Con su testimonio, el Bautista saca del anonimato a Jesús y lo presenta al mundo como el esperado, el que viene a quitar el pecado. Juan ve cumplirse en Jesús la señal y entonces lo proclama «Hijo de Dios». El testimonio de Juan es y ha de ser el testimonio de todo cristiano: confesar públicamente a Jesús. él sigue queriendo hoy que haya quien lo reconozca y lo presente ante el mundo. Juan lo reconoció porque se había preparado y había predicado a los demás la conversión al Evangelio. El hecho que los primeros cristianos, después de la resurrección, cuando ya no albergaban duda alguna sobre la identidad de su Señor, conservaran la opinión que Juan tenía de Cristo, nos muestra la importancia que concedían a todo lo que el Bautista pensaba sobre la misión de Jesús. Fueron las palabras de Juan las que lograron que la gente que lo había ido a oír a él se fijara en Jesús. Juan tuvo el coraje de ser el primero en identificar a Jesús como el vencedor del pecado y la valentía de no silenciar cuanto sabía, sólo porque podría resultar demasiado increíble a los oyentes. Avalado por el Bautista, Jesús pudo empezar a manifestarse entre los hombres.

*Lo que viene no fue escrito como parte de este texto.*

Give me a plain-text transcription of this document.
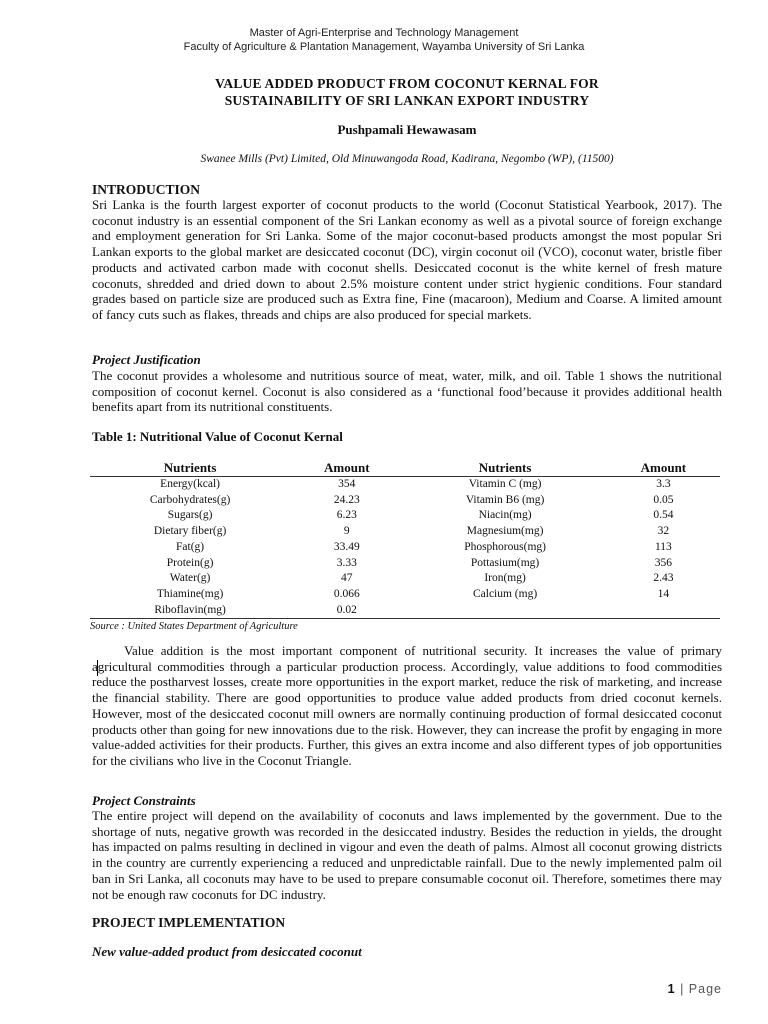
Master of Agri-Enterprise and Technology Management
Faculty of Agriculture & Plantation Management, Wayamba University of Sri Lanka
VALUE ADDED PRODUCT FROM COCONUT KERNAL FOR
SUSTAINABILITY OF SRI LANKAN EXPORT INDUSTRY
Pushpamali Hewawasam
Swanee Mills (Pvt) Limited, Old Minuwangoda Road, Kadirana, Negombo (WP), (11500)
INTRODUCTION
Sri Lanka is the fourth largest exporter of coconut products to the world (Coconut Statistical Yearbook, 2017). The coconut industry is an essential component of the Sri Lankan economy as well as a pivotal source of foreign exchange and employment generation for Sri Lanka. Some of the major coconut-based products amongst the most popular Sri Lankan exports to the global market are desiccated coconut (DC), virgin coconut oil (VCO), coconut water, bristle fiber products and activated carbon made with coconut shells. Desiccated coconut is the white kernel of fresh mature coconuts, shredded and dried down to about 2.5% moisture content under strict hygienic conditions. Four standard grades based on particle size are produced such as Extra fine, Fine (macaroon), Medium and Coarse. A limited amount of fancy cuts such as flakes, threads and chips are also produced for special markets.
Project Justification
The coconut provides a wholesome and nutritious source of meat, water, milk, and oil. Table 1 shows the nutritional composition of coconut kernel. Coconut is also considered as a ‘functional food’because it provides additional health benefits apart from its nutritional constituents.
Table 1: Nutritional Value of Coconut Kernal
Nutrients	Amount	Nutrients	Amount
Energy(kcal)	354	Vitamin C (mg)	3.3
Carbohydrates(g)	24.23	Vitamin B6 (mg)	0.05
Sugars(g)	6.23	Niacin(mg)	0.54
Dietary fiber(g)	9	Magnesium(mg)	32
Fat(g)	33.49	Phosphorous(mg)	113
Protein(g)	3.33	Pottasium(mg)	356
Water(g)	47	Iron(mg)	2.43
Thiamine(mg)	0.066	Calcium (mg)	14
Riboflavin(mg)	0.02		
Source : United States Department of Agriculture			
Value addition is the most important component of nutritional security. It increases the value of primary agricultural commodities through a particular production process. Accordingly, value additions to food commodities reduce the postharvest losses, create more opportunities in the export market, reduce the risk of marketing, and increase the financial stability. There are good opportunities to produce value added products from dried coconut kernels. However, most of the desiccated coconut mill owners are normally continuing production of formal desiccated coconut products other than going for new innovations due to the risk. However, they can increase the profit by engaging in more value-added activities for their products. Further, this gives an extra income and also different types of job opportunities for the civilians who live in the Coconut Triangle.
Project Constraints
The entire project will depend on the availability of coconuts and laws implemented by the government. Due to the shortage of nuts, negative growth was recorded in the desiccated industry. Besides the reduction in yields, the drought has impacted on palms resulting in declined in vigour and even the death of palms. Almost all coconut growing districts in the country are currently experiencing a reduced and unpredictable rainfall. Due to the newly implemented palm oil ban in Sri Lanka, all coconuts may have to be used to prepare consumable coconut oil. Therefore, sometimes there may not be enough raw coconuts for DC industry.
PROJECT IMPLEMENTATION
New value-added product from desiccated coconut
1 | Page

Pero el Evangelio no quiere recordarnos hoy simplemente el mérito que asistió al Bautista. Pretende, más bien, llamarnos la atención sobre la necesidad del testimonio cristiano para que Jesús pueda ser reconocido. De entre todos los que a él acudieron, Juan identificó a quien él estaba esperando: al Salvador del mundo. Y tuvo el coraje suficiente para decirlo en público. Afirmando la misión de Jesús, Juan puso fin a la suya. Señalando en Jesús al Cordero que quita el pecado, envió hacia Cristo a todos los que habían acudido a verle a él.
Jesús quiso necesitar del Bautista para darse a conocer; la presencia de Dios en el mundo hubiera pasado desapercibida, nadie habría valorado su voluntad de cercanía con los hombres. Como en los días de Juan, Dios quiere necesitar también hoy de hombres que lo testimonien. Sin duda uno de los males de nuestra sociedad y de nuestro corazón es la ausencia de Dios. Donde Dios está ausente, es fácil que nos queramos hacer señores a nosotros mismos; allí donde no se respeta a Dios, es difícil que sea respetada la libertad. Pero nos hemos olvidado de que intentar echar a Dios fuera de nuestra existencia, no la convierte en un paraíso. Esconderse de Dios, negándose a responder ante él, fue el pecado del primer hombre y sigue siendo, por desgracia, la actitud fundamental del hombre de hoy. Y así no logramos más que hacer penoso el trabajo de nuestras manos, más frágil la vida y menos paradisíaca nuestra existencia en la tierra.
Necesitamos para seguir creyendo, para seguir sintiendo la presencia de Dios, de personas a nuestro alrededor que nos identifiquen a Jesús, que nos lo descubran en nuestra vida, que nos lo hagan cercano y creíble, próximo y familiar. Sólo así nacerán de nuevo las ganas de seguirlo y tendremos tiempo para acompañarle y sentirnos atendidos.
El cristiano hoy, como el Bautista ayer, ha de vivir para señalar la presencia de Dios en el mundo, para no permitir que se le ignore o se le arrincone, para no dejar que se le silencie o se le olvide.